Esse trecho leva-nos para a conclusão deste estudo. Deixar casa e campos é deixar no sentido Espacial, no sentido do lugar. É claro que deixar familiares nos dá o sentido Relacional. E quanto ao Temporal, é o mais importante de todos, pois Jesus prometeu-nos a vida que ultrapassará todo o tempo. O apóstolo Pedro disse, em segunda de Pedro 3:13: “Nós, porém, segundo a sua promessa, esperamos uns novos céus e uma nova terra, onde habite a justiça.” Não tenho tempo suficiente para ligar este texto com as promessas do antigo testamento nem com a descrição dos novos céus e da nova terra em Apocalipse 21, mas aconselho vivamente que leiam esse capítulo. E há mais! Em João 14:2, Jesus diz: “Na casa de meu Pai há muitas moradas. Se assim não fosse, como teria dito Eu que vos vou preparar um lugar? E quando Eu tiver ido e vos tiver preparado lugar, virei novamente e hei-de levar-vos para junto de mim, a fim de que, onde Eu estou, vós estejais também.”
Na realidade, Jesus tinha e tem um lar, no entanto tinha sido, na terra, como um sem-abrigo. Eu tenho um verdadeiro lar, cujo lugar é nos céus, em que ficarei mesmo junto de Jesus, e quanto ao tempo – estarei em casa eternamente e para sempre! Tu também, se já conheces Jesus, se já te arrependeste sinceramente dos teus pecados e o aceitaste como Salvador, se ele é o teu Mestre e Senhor, tu também tens uma tal casa. E não é umas águas-furtadas, é uma mansão!

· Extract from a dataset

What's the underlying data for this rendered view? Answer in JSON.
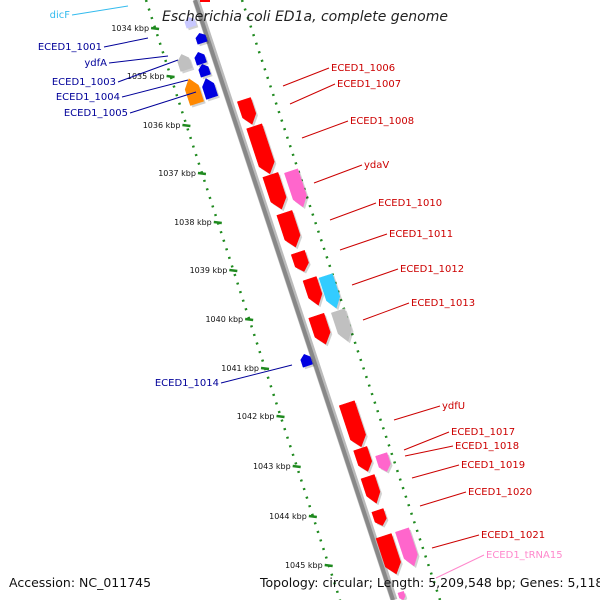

Pois é assim que devemos pensar em relação à nossa casa, ao nosso lar. Paulo diz , em 2 Coríntios 5:8: “Cheios dessa confiança, preferimos exilar-nos do corpo, para irmos morar junto do Senhor.” Cá no mundo não estamos verdadeiramente em casa. Tenho de dizer imediatamente que no versículo seguinte , ele aceitou também permanecer na terra para agradar aos seus filhos espirituais, coríntios e outros, ou melhor para os servir, para partilhar com eles a graça de Deus. E tanto quanto possível tentava abrigar-se e alimentar-se; nós podemos fazer o mesmo. Porém é essencial não nos agarrarmos muito às nossas casas, campos, e até às nossas famílias cá, lembrando-nos sempre do lar celestial.
Há muito mais que podia ser dito sobre o assunto do nosso trabalho aqui no mundo, enquanto esperamos ou a morte ou a chegada do Senhor. Para mim é útil pensar que estou numa viagem profissional, de trabalho, andando às vezes desabrigado, mas não sem propósito. Pois evito acumular muitas coisas, porque as “coisas” não permanecem e são todas inúteis para o meu eterno futuro celestial. Por outro lado, tento cultivar relacionamentos, porque passarei a eternidade com todos os meus familiares e amigos já crentes, e desejo também que todos os outros se tornem crentes em Jesus.
Lembremos mais uma vez do salmo que já li: “Até os pássaros encontram abrigo e as andorinhas um ninho para os seus filhos, junto dos teus altares, Senhor do universo, meu rei e meu Deus. Felizes os que habitam na tua casa e te louvam sem cessar.” No espaço, nos relacionamentos, e no tempo, esse é o nosso lar incomparável e glorioso!